Ele realiza estes atos de Caridade perfeita sem suspeitar que eles lhe serão salvadores. Sua morte por fuzilamento será aceita como um martírio verdadeiro. Embora sua atitude na manhã da execução seja humanamente lamentável - ele estava bêbado - é uma morte por Cristo; nessa mesma noite, um adolescente, que nutria profunda admiração pelo tenente que ordenou o fuzilamento, beija devotamente a mão ao novo sacerdote que chega à aldeia.
Uma vida perdida moralmente e cristãmente, conforme o julgamento de homens e de mulheres, revela-se desse modo habitada secretamente pela presença de Deus. Não só a desgraça está misteriosamente penetrada pela misericordiosa presença de Deus, mas também o homem pecador.
Aqui se abre o abismo que sempre separará os humanistas revolucionários ateus, da Cruz de Cristo.
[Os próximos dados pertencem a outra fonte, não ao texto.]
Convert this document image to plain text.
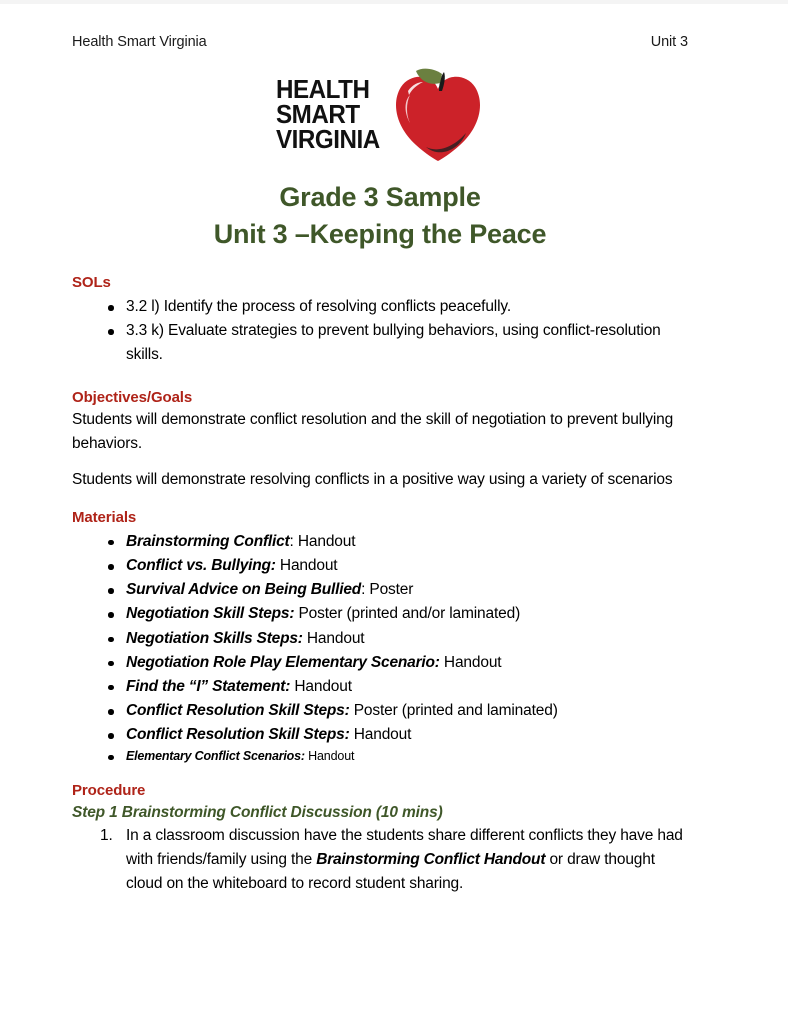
Health Smart Virginia	Unit 3
HEALTH
SMART
VIRGINIA
Grade 3 Sample
Unit 3 –Keeping the Peace
SOLs
3.2 l) Identify the process of resolving conflicts peacefully.
3.3 k) Evaluate strategies to prevent bullying behaviors, using conflict-resolution skills.
Objectives/Goals

Students will demonstrate conflict resolution and the skill of negotiation to prevent bullying behaviors.

Students will demonstrate resolving conflicts in a positive way using a variety of scenarios

Materials
Brainstorming Conflict: Handout
Conflict vs. Bullying: Handout
Survival Advice on Being Bullied: Poster
Negotiation Skill Steps: Poster (printed and/or laminated)
Negotiation Skills Steps: Handout
Negotiation Role Play Elementary Scenario: Handout
Find the “I” Statement: Handout
Conflict Resolution Skill Steps: Poster (printed and laminated)
Conflict Resolution Skill Steps: Handout
Elementary Conflict Scenarios: Handout
Procedure
Step 1 Brainstorming Conflict Discussion (10 mins)
In a classroom discussion have the students share different conflicts they have had with friends/family using the Brainstorming Conflict Handout or draw thought cloud on the whiteboard to record student sharing.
Alguns dias antes de sua execução, o padre em conversa com o tenente que o prendeu lhe explica por que é necessário nas revoluções atéias que os revolucionários sejam bons: se no começo da revolução os seus adeptos são idealistas e sinceros, logo eles serão subtituídos por outros mais radicais e maus; e então tudo recomeça como antes: voltam as injustiças, as fortunas ilegais, as crueldades, as prisões arbitrárias, a desconfiança geral, as delações. Pelo contrário, continua o padre, "ainda que todos os sacerdotes fossem como eu, covardes, bêbados, pecadores sexuais, isso nada alteraria, porque eles sempre poderão dar Deus aos homens e às mulheres".
É possível Deus aceitar assim o risco de ser dado a homens e mulheres pelas mãos de um pecador? É possível que Ele consinta em fazer depender a Sua presença eucarística, da garrafa de vinho que um soldado imundo e covarde esvazia em meio a risos de deboche? E eu respondo: é possível sim, pois sei que Deus, em Jesus de Nazaré, se entregou de tal modo aos Seus carrascos, que consentiu em ver assim humilhado o Seu poder. Quando o padre pecador vê esvaziar-se a única garrafa de vinho que ainda lhe permitiria celebrar a Missa naquela terra prometida à morte de Deus, seu coração, e também os nossos corações, se amarguram, pois comprendemos que nesse minuto Deus, em Cristo, morre uma vez mais pelos pecadores. Um sacerdote pecador é perseguido pelas estradas do México como se fosse um salteador. Pensamos na frase bíblica: -" Ele foi colocado entre os ímpios." Não nos iludamos: este sacerdote, ainda que pecador, é uma imagem de Cristo entre nós.
Quão grande é a humildade de Deus! E quão grande é também o Seu poder, em meio à fraqueza, pois que uma só palavra saída da boca de um padre pecador, faz desatar a imensa torrente do perdão divino!
O "Poder e a Glória", de Graham Greene, manifesta a força sobrenatural desse paradoxo. A única resposta às orgulhosas doutrinas atéias é o mistério de Deus crucificado, escondido num pouco de pão e num pouco de vinho.
Este livro de Greene nada mais é que um comentário das palavras divinas: NÃO JULGUEIS. Não julgueis o mundo que vos parece abandonado por Deus; ele está habitado por Deus. Não julgueis a humanidade que, aparentemente, matou a Deus; ela foi salva por Deus. Não julgueis a derrota de Deus, espezinhado em instituições oficiais ou públicas, que se entregam à cultura do mal; o poder e a glória de Deus estão ali presentes.
Ouçamos a verdade bíblica: - "Deus serve-se das coisas que não são, para salvar as coisas que são." Uma coisa que não era: a cruz. Sem ela, nós que seríamos nada. Assim é o mistério da Páscoa.
Por que perder a coragem diante do mal? Deus morreu? Mas depois RESSUSCITOU.